Movie – Searching for Sugar Man

Movie – Searching for Sugar Man

I’m a card-carrying member of mainstream cinema but it’s been distinctly lacking in films I want to see lately. I’m not into any of this seasons blockbuster releases; Batman, Bourne, Spiderman – although I eventually saw that one and it was better than expected.

I only counted four Cineworld cinemas showing the film this week and none in Birmingham. Searching for Sugar Man however is worth paying the extra to go and see it at the Electric, who sometimes, not often enough for me, put on some great low profile releases.

I only knew the movie was about searching for a musician and didn’t know anything about the story. That alone made me want to see if but when two fellow music fans both recommended it to me, it was an immediate must see and a perfect accompaniment to a Sunday evening after an exhausting week (despite 4 days off in Berlin!).
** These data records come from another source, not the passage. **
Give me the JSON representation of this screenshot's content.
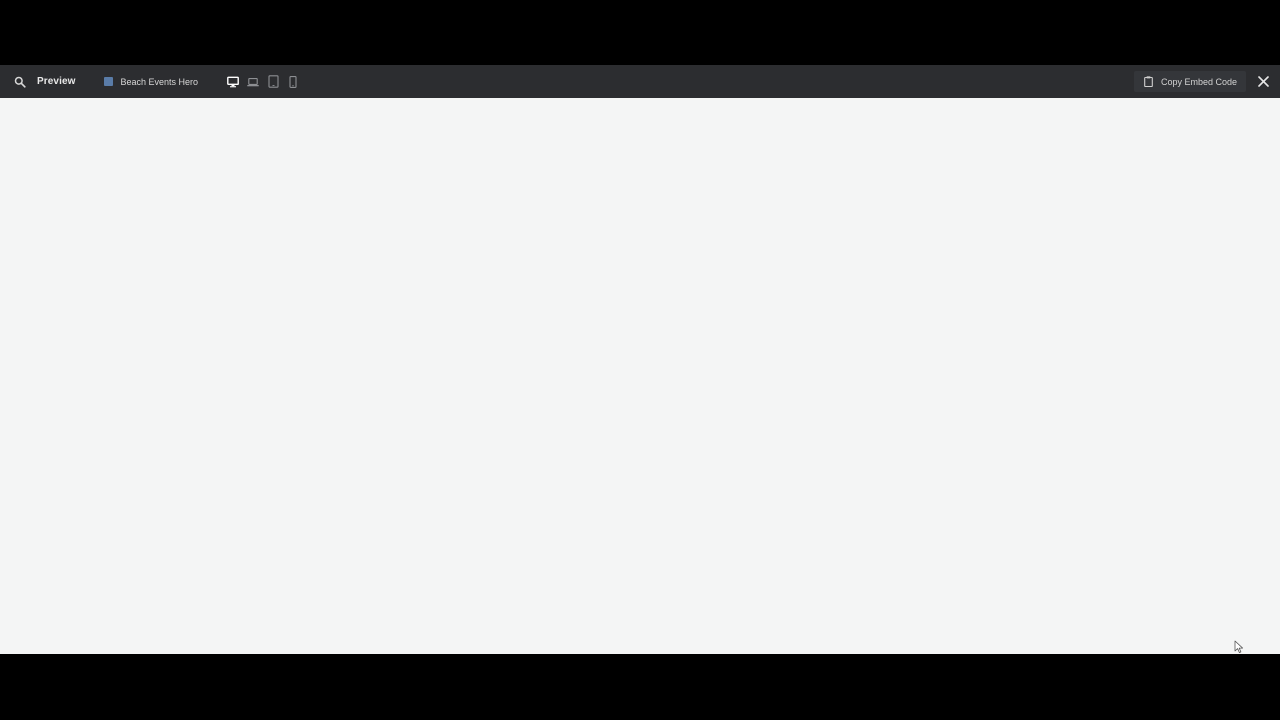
{
  "toolbar": {
    "search_icon": "search-icon",
    "mode_label": "Preview",
    "document": {
      "icon": "section-icon",
      "title": "Beach Events Hero"
    },
    "devices": [
      {
        "name": "desktop",
        "icon": "desktop-icon",
        "active": true
      },
      {
        "name": "laptop",
        "icon": "laptop-icon",
        "active": false
      },
      {
        "name": "tablet",
        "icon": "tablet-icon",
        "active": false
      },
      {
        "name": "mobile",
        "icon": "mobile-icon",
        "active": false
      }
    ],
    "copy_button_label": "Copy Embed Code",
    "copy_icon": "clipboard-icon",
    "close_icon": "close-icon"
  },
  "colors": {
    "toolbar_bg": "#2c2d30",
    "canvas_bg": "#f4f5f5",
    "letterbox": "#000000",
    "doc_icon": "#5a7ca8"
  }
}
If you are as unfamiliar as me, the story is of Rodriguez, a struggling, talented singer-song writer from Detroit who makes a couple of albums at the turn of the 1970s, having been signed by a label run by an ex-Motown boss. It sounds like the start of the American dream with comparisons to Bob Dylan abound but the records do nothing stateside and he is dropped and carries on living a hard, blue-collar life in construction, making ends meet for his family.

Unbeknown to him, over in South Africa, a record is reportedly taken over by an American girl visiting her boyfriend and all his friends love it. A huge fan base grows and as far as SA is concerned, everyone knows about Rodriguez, despite the powers that be literally scratching through the tracks on the records they don’t want people to hear. He is ‘bigger than Elvis.’ However, this is in the pre-internet 1970s and Apartheid rules so the South African people have no way of knowing what’s going on outside of their country; all the TV and other media are controlled by the government and they can’t find anything about this character that has completely changed their attitude towards life, to music, to the politics of their country.

There are scores of musicians and bands influenced by Rodriguez and yet no-one knows anything about him and worse, he doesn’t know about this huge fan base outside of America. They even assume he is dead with rumours ranging from shooting himself in the head on stage to dowsing himself with petrol.

The documentary film then charts the search for Sugar Man (one of his tracks) by a fan and a music journalist who eventually meet and combine their findings.

There are many poignant moments, not least the whole soundtrack but I find the humbleness of the man and his 3 grown up daughters heart-breakingly enchanting.

Searching for Sugar Man is a touching, beautiful, sad and thought-provoking film.